Beale argued then that Chicago’s top 15 speed camera locations had “over 83,000 speeding vehicles” that did not have a front plate and, therefore, those motorists got away without being ticketed.

If the city installed speed cameras in both directions, there would be no need to “nickel and dime” motorists by lowering the threshold, he said.

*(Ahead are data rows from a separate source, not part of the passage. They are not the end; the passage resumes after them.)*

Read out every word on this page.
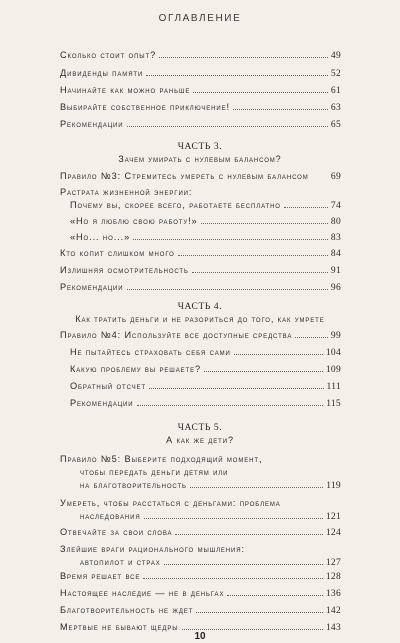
ОГЛАВЛЕНИЕ
Сколько стоит опыт?	49
Дивиденды памяти	52
Начинайте как можно раньше	61
Выбирайте собственное приключение!	63
Рекомендации	65
ЧАСТЬ 3.
Зачем умирать с нулевым балансом?
Правило №3: Стремитесь умереть с нулевым балансом 69
Растрата жизненной энергии:
Почему вы, скорее всего, работаете бесплатно	74
«Но я люблю свою работу!»	80
«Но... но...»	83
Кто копит слишком много	84
Излишняя осмотрительность	91
Рекомендации	96
ЧАСТЬ 4.
Как тратить деньги и не разориться до того, как умрете
Правило №4: Используйте все доступные средства	99
Не пытайтесь страховать себя сами	104
Какую проблему вы решаете?	109
Обратный отсчет	111
Рекомендации	115
ЧАСТЬ 5.
А как же дети?
Правило №5: Выберите подходящий момент,
чтобы передать деньги детям или
на благотворительность	119
Умереть, чтобы расстаться с деньгами: проблема
наследования	121
Отвечайте за свои слова	124
Злейшие враги рационального мышления:
автопилот и страх	127
Время решает все	128
Настоящее наследие — не в деньгах	136
Благотворительность не ждет	142
Мертвые не бывают щедры	143
10
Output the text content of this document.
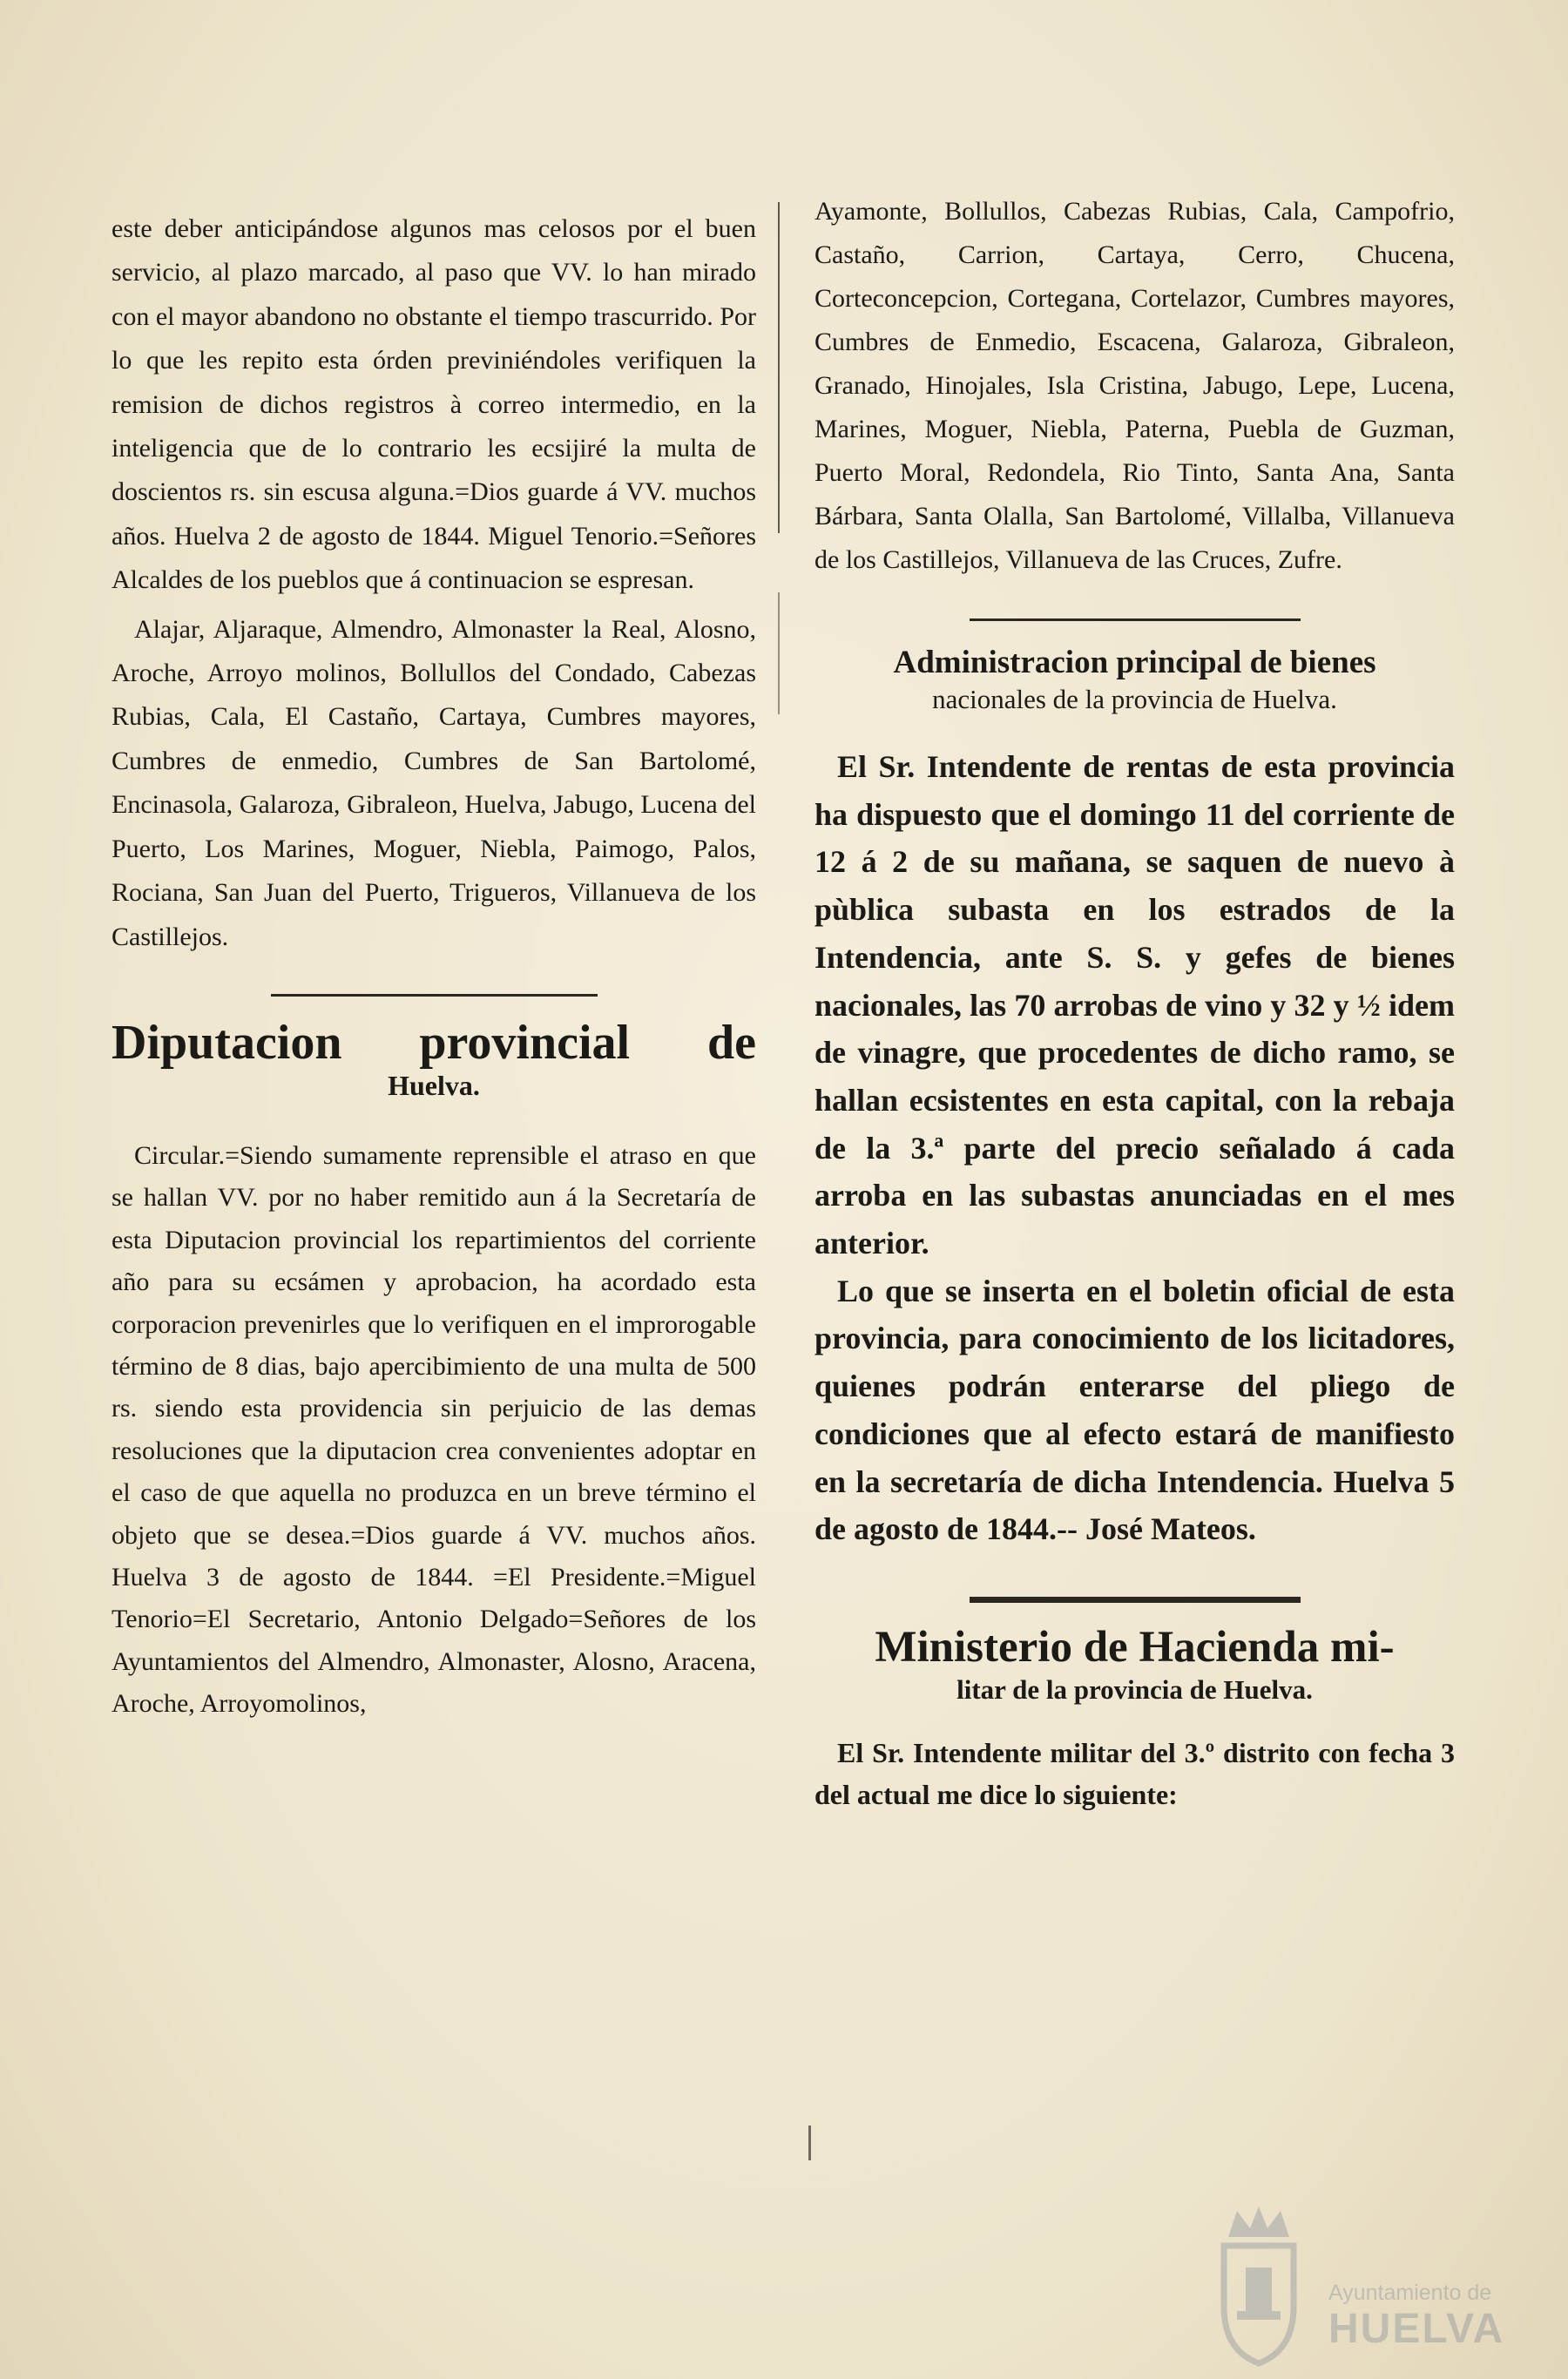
este deber anticipándose algunos mas celosos por el buen servicio, al plazo marcado, al paso que VV. lo han mirado con el mayor abandono no obstante el tiempo trascurrido. Por lo que les repito esta órden previniéndoles verifiquen la remision de dichos registros à correo intermedio, en la inteligencia que de lo contrario les ecsijiré la multa de doscientos rs. sin escusa alguna.=Dios guarde á VV. muchos años. Huelva 2 de agosto de 1844. Miguel Tenorio.=Señores Alcaldes de los pueblos que á continuacion se espresan.

Alajar, Aljaraque, Almendro, Almonaster la Real, Alosno, Aroche, Arroyo molinos, Bollullos del Condado, Cabezas Rubias, Cala, El Castaño, Cartaya, Cumbres mayores, Cumbres de enmedio, Cumbres de San Bartolomé, Encinasola, Galaroza, Gibraleon, Huelva, Jabugo, Lucena del Puerto, Los Marines, Moguer, Niebla, Paimogo, Palos, Rociana, San Juan del Puerto, Trigueros, Villanueva de los Castillejos.

Diputacion provincial de
Huelva.

Circular.=Siendo sumamente reprensible el atraso en que se hallan VV. por no haber remitido aun á la Secretaría de esta Diputacion provincial los repartimientos del corriente año para su ecsámen y aprobacion, ha acordado esta corporacion prevenirles que lo verifiquen en el improrogable término de 8 dias, bajo apercibimiento de una multa de 500 rs. siendo esta providencia sin perjuicio de las demas resoluciones que la diputacion crea convenientes adoptar en el caso de que aquella no produzca en un breve término el objeto que se desea.=Dios guarde á VV. muchos años. Huelva 3 de agosto de 1844. =El Presidente.=Miguel Tenorio=El Secretario, Antonio Delgado=Señores de los Ayuntamientos del Almendro, Almonaster, Alosno, Aracena, Aroche, Arroyomolinos,

Ayamonte, Bollullos, Cabezas Rubias, Cala, Campofrio, Castaño, Carrion, Cartaya, Cerro, Chucena, Corteconcepcion, Cortegana, Cortelazor, Cumbres mayores, Cumbres de Enmedio, Escacena, Galaroza, Gibraleon, Granado, Hinojales, Isla Cristina, Jabugo, Lepe, Lucena, Marines, Moguer, Niebla, Paterna, Puebla de Guzman, Puerto Moral, Redondela, Rio Tinto, Santa Ana, Santa Bárbara, Santa Olalla, San Bartolomé, Villalba, Villanueva de los Castillejos, Villanueva de las Cruces, Zufre.

Administracion principal de bienes
nacionales de la provincia de Huelva.

El Sr. Intendente de rentas de esta provincia ha dispuesto que el domingo 11 del corriente de 12 á 2 de su mañana, se saquen de nuevo à pùblica subasta en los estrados de la Intendencia, ante S. S. y gefes de bienes nacionales, las 70 arrobas de vino y 32 y ½ idem de vinagre, que procedentes de dicho ramo, se hallan ecsistentes en esta capital, con la rebaja de la 3.ª parte del precio señalado á cada arroba en las subastas anunciadas en el mes anterior.

Lo que se inserta en el boletin oficial de esta provincia, para conocimiento de los licitadores, quienes podrán enterarse del pliego de condiciones que al efecto estará de manifiesto en la secretaría de dicha Intendencia. Huelva 5 de agosto de 1844.-- José Mateos.

Ministerio de Hacienda mi-
litar de la provincia de Huelva.

El Sr. Intendente militar del 3.º distrito con fecha 3 del actual me dice lo siguiente:

Ayuntamiento de
HUELVA
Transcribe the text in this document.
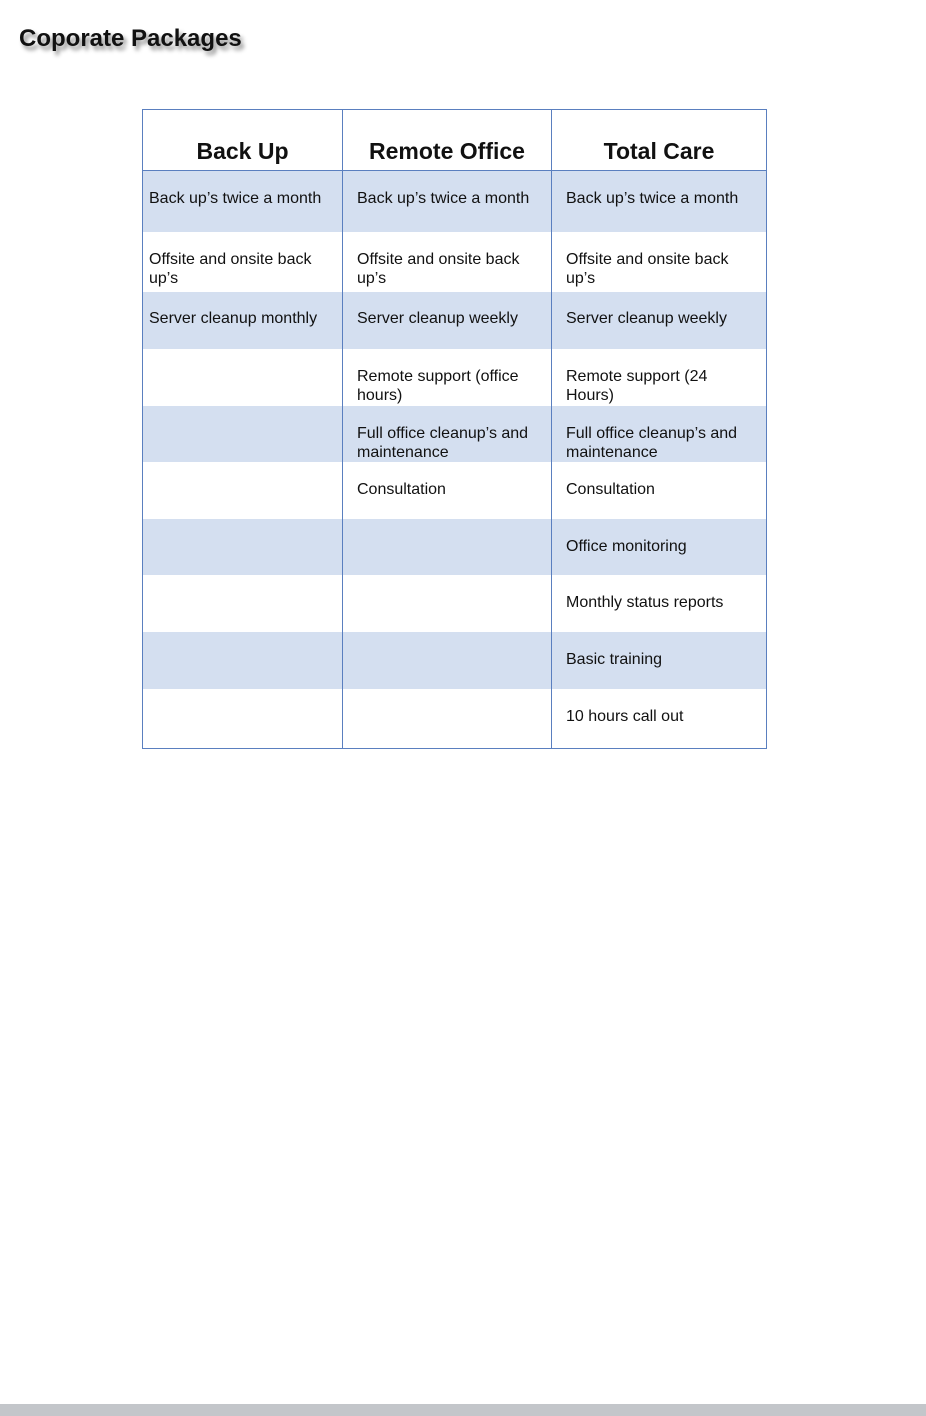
Coporate Packages
Back Up	Remote Office	Total Care
Back up’s twice a month	Back up’s twice a month	Back up’s twice a month
Offsite and onsite back up’s	Offsite and onsite back up’s	Offsite and onsite back up’s
Server cleanup monthly	Server cleanup weekly	Server cleanup weekly
	Remote support (office hours)	Remote support (24 Hours)
	Full office cleanup’s and maintenance	Full office cleanup’s and maintenance
	Consultation	Consultation
		Office monitoring
		Monthly status reports
		Basic training
		10 hours call out
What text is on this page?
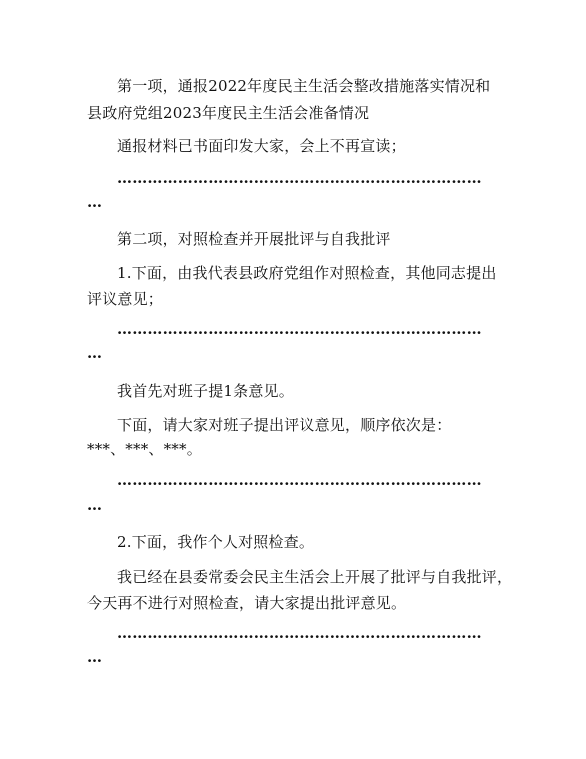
第一项，通报2022年度民主生活会整改措施落实情况和
县政府党组2023年度民主生活会准备情况
通报材料已书面印发大家，会上不再宣读；
………………………………………………………………
…
第二项，对照检查并开展批评与自我批评
1.下面，由我代表县政府党组作对照检查，其他同志提出
评议意见；
………………………………………………………………
…
我首先对班子提1条意见。
下面，请大家对班子提出评议意见，顺序依次是：
***、***、***。
………………………………………………………………
…
2.下面，我作个人对照检查。
我已经在县委常委会民主生活会上开展了批评与自我批评，
今天再不进行对照检查，请大家提出批评意见。
………………………………………………………………
…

The warning about Monday’s start of ticketing tied to the lower speed threshold was buried in a Chicago Department of Transportation release touting $49 million in traffic safety improvements included in Lightfoot’s $3.7 billion capital plan.

This spring, CDOT plans to launch a “community engagement” process in Englewood, West Englewood, Grand Boulevard and Washington Park on the South Side, and in Belmont-Cragin, Humboldt Park and West Town on the West and Northwest Side.

The goal is pinpointing intersections needing “traffic-calming” improvements, such as lower speed limits and fewer lanes for motor vehicles. They also could include pedestrian islands and “bump-outs” that extend the sidewalk into the intersection; both shorten the crossing distance for pedestrians.